Bilginin her yerde olduğu söylemi ile cebelleşmenin bir anlamı yok, çünkü öyle. Fakat bilgiyi işleyebilecek, örgütleyecek, depolayabilecek, anlamlandırabilecek, farklı bilgiler ile arasındaki bağlantıyı kurabilecek ve oradan da seni başka bir bilgiye sürükleyebilecek tek aygıt sende.
Okumak ile bilgilenmek aynı şey değildir. Ve okumanın tek amacı da “bilgi” değildir.
Okuyacağınız şey ile ilgili bakış açısı geliştirmek özneldir, çıktı size hastır ve bu anlamı ile, okumak eşsizdir.

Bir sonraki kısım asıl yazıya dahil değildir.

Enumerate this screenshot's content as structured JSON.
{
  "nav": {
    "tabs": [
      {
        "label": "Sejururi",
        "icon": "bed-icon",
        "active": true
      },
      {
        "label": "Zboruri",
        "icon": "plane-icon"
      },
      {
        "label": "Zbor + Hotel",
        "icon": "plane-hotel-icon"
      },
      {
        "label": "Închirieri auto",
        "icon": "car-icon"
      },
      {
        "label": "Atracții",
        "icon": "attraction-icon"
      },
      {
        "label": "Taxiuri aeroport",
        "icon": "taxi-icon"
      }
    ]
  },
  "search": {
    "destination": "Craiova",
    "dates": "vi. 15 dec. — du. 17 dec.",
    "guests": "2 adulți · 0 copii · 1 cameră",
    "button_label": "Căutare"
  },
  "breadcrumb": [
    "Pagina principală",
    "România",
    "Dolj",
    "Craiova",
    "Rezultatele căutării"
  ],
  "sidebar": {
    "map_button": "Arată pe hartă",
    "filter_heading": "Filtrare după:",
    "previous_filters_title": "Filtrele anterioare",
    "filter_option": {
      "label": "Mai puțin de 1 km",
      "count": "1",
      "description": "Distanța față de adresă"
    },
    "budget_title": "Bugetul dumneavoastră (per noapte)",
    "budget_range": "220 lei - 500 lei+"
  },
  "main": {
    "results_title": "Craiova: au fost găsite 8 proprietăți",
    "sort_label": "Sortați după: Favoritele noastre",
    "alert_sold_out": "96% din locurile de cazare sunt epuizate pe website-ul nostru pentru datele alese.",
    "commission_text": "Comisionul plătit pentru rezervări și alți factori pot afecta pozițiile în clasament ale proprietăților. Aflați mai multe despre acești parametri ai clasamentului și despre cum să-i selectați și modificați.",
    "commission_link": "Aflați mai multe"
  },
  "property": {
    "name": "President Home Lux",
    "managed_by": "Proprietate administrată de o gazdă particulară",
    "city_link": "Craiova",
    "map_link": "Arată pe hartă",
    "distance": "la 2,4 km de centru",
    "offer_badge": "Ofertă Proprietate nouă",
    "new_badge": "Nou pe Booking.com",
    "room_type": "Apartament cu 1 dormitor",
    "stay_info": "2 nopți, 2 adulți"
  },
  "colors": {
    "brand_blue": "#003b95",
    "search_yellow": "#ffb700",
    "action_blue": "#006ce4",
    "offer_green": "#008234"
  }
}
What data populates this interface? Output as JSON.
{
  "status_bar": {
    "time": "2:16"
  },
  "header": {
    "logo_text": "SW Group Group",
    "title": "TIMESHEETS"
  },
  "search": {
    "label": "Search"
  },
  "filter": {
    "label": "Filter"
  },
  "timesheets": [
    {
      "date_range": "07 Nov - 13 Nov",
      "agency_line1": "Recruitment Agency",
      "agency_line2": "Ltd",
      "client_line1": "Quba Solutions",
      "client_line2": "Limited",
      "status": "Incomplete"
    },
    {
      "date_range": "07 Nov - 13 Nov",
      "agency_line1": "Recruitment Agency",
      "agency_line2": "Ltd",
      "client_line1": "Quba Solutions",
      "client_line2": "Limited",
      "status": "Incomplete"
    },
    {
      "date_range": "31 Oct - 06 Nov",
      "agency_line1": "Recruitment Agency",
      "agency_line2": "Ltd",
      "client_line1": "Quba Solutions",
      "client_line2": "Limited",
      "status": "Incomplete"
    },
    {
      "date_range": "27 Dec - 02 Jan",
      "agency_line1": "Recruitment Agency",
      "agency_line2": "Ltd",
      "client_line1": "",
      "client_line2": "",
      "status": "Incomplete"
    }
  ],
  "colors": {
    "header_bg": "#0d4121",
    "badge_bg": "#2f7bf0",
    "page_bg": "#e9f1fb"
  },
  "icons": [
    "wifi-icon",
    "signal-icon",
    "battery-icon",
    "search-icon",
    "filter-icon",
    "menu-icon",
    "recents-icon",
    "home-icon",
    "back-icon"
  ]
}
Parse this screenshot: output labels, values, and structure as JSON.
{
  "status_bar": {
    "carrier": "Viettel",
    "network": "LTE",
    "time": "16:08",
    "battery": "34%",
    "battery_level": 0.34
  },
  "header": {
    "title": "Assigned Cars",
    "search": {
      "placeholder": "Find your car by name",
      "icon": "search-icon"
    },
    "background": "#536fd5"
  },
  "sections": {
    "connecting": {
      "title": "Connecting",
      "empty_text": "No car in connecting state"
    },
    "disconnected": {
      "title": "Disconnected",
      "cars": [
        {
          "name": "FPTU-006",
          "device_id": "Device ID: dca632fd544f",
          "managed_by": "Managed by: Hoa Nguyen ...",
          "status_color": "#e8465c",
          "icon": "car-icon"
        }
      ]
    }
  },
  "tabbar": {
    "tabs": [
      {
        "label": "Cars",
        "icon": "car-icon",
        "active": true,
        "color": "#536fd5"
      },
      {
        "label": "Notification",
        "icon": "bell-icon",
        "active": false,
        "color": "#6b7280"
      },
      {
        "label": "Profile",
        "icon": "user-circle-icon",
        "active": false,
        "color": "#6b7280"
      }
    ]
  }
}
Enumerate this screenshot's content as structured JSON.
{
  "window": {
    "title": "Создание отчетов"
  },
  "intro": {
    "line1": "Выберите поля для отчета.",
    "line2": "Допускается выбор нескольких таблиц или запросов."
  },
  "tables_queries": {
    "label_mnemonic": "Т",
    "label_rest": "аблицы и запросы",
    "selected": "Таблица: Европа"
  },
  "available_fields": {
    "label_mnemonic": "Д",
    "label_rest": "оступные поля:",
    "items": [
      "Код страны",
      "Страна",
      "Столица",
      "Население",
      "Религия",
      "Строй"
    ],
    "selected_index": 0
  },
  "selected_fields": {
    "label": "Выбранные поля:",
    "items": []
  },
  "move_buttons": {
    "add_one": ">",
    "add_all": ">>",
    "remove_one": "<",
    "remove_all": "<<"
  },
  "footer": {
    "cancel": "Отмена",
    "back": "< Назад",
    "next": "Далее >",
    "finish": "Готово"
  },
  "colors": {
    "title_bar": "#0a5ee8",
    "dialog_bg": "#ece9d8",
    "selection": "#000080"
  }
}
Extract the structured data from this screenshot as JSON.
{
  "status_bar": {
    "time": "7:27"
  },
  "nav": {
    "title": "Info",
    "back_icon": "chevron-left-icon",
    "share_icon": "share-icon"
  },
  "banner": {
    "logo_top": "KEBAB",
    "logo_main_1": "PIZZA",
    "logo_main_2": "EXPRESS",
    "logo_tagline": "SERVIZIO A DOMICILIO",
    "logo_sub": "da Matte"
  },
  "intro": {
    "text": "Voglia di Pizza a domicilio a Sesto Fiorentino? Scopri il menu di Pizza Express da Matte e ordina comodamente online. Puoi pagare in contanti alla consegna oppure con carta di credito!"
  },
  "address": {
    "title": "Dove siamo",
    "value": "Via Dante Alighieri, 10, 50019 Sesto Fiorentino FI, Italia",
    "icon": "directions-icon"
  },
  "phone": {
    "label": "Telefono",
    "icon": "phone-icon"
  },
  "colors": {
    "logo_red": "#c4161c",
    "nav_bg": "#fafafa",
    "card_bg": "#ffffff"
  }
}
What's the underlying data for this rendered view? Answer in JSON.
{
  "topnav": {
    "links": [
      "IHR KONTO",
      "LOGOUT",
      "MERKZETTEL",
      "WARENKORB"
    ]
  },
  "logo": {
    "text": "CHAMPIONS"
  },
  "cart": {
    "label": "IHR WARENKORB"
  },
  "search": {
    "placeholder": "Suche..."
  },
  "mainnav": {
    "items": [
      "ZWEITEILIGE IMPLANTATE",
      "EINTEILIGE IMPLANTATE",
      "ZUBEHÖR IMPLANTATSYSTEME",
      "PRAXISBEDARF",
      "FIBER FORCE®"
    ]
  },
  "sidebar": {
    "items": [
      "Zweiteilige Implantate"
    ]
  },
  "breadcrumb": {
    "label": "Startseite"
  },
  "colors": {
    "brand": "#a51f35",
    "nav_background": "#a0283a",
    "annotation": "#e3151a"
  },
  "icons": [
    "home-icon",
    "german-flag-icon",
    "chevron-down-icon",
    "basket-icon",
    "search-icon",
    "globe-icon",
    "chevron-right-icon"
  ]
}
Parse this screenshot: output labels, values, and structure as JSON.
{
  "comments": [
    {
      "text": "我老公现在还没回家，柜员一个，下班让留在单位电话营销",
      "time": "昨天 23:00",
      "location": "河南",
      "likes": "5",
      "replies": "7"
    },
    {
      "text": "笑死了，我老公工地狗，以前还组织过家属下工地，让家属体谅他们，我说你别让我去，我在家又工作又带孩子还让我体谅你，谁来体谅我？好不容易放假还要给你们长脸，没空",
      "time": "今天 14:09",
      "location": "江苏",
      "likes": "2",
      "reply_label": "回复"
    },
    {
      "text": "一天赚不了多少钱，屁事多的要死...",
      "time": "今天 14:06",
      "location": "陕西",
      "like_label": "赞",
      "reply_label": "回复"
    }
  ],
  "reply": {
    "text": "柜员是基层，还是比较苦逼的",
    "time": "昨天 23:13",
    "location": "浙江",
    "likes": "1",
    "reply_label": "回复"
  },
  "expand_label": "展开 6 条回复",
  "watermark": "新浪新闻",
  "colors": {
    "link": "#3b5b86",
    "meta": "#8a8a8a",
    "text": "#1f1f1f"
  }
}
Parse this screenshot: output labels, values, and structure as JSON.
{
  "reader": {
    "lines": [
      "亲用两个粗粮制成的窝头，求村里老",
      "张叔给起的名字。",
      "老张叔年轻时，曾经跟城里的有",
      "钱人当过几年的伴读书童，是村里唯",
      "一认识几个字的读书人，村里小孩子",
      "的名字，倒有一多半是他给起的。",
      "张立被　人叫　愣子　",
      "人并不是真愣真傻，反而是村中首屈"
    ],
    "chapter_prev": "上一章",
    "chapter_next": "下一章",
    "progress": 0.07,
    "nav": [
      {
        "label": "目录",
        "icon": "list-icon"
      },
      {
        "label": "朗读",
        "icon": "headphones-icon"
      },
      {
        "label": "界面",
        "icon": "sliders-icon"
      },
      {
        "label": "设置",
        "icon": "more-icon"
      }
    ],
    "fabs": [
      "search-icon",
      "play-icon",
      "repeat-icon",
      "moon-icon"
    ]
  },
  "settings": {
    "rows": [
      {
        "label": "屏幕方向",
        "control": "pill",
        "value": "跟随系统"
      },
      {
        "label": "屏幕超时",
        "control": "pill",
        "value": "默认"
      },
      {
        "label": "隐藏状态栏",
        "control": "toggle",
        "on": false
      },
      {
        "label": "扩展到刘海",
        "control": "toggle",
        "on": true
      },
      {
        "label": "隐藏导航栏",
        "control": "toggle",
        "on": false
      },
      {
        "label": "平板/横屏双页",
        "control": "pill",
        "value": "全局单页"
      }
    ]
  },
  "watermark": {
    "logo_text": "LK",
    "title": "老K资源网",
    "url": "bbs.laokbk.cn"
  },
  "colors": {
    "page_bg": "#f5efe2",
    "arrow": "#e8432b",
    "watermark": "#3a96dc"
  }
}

Ben bir elmayı ısırıp hissettiklerimi %100 size aktarabilirim. Bu son derece tatmin edici olabilir. Fakat o elmayı sizin ısırıp, elde edeceklerinizin yanından bile geçmez, geçemez.
Her kitabın, dolayısıyla okuyacağınızın her şeyin öncelikli amacının bilgi vermek olmadığını ıskalamamak gerekiyor. Genel bir ifade ile; öncelikli amaç için “paylaşmak” doğru bir niteleme olacaktır. Ve tıpkı sevgi gibi, fikirler de, bilgi de, yaşanmışlıklar da paylaştıkça gelişebilir.
Okumak pasif-edilgen bir eylem diyenler ile okumasam da olur diyenler, aynı hatalı görüşe sahiptir. Okuma, görme merkezini aktif kılar, işitme merkezini aktif kılar ve düşleme için örgütlemeyi aktif kılar. Görme ve düşlemeyi anlamak kolaydır da, işitme nereden çıktı diye düşünebilirsiniz. Dikkatlice okuma eylemini incelerseniz, yazar vasıtasıyla kendi sesinizi dinlediğinizi de yakalayabileceksiniz. Tıpkı şimdi olduğu gibi!
Bir de olayı felsefi boyutundan ele alalım; her yerdeki bilgi, hiçbir yerdedir. Açıkçası kelime oyunu yapmadım. Özetlemeye çalıştım.
Cehalet (Arapça) kelimesini kökeninin de Ar Cahala’dan geldiğini ve anlamının “bilmeme, habersiz olma” olduğunu gözden kaçırmamak lazım. Etimolojiyi ciddiye almalıyız.
Dahası, okumamak sadece bilgisiz kalmak değildir. Bir seçimdir!
Kutsal kitapların (semavi) iniş sırası ile ilk emirlerine baktığımızda;
Tevrat’ın ilk emri: YAŞAT
Zebur’un ilk emri: DÜRÜSTLÜK
İncil’in ilk emri: SEV
Kuran-ı Kerim’in ilk emri: OKU
Buradaki ilk 9 madde, benim fikrimdir. Sadece takdir edenler ve anlayanlara sunulmuş görüşlerdir.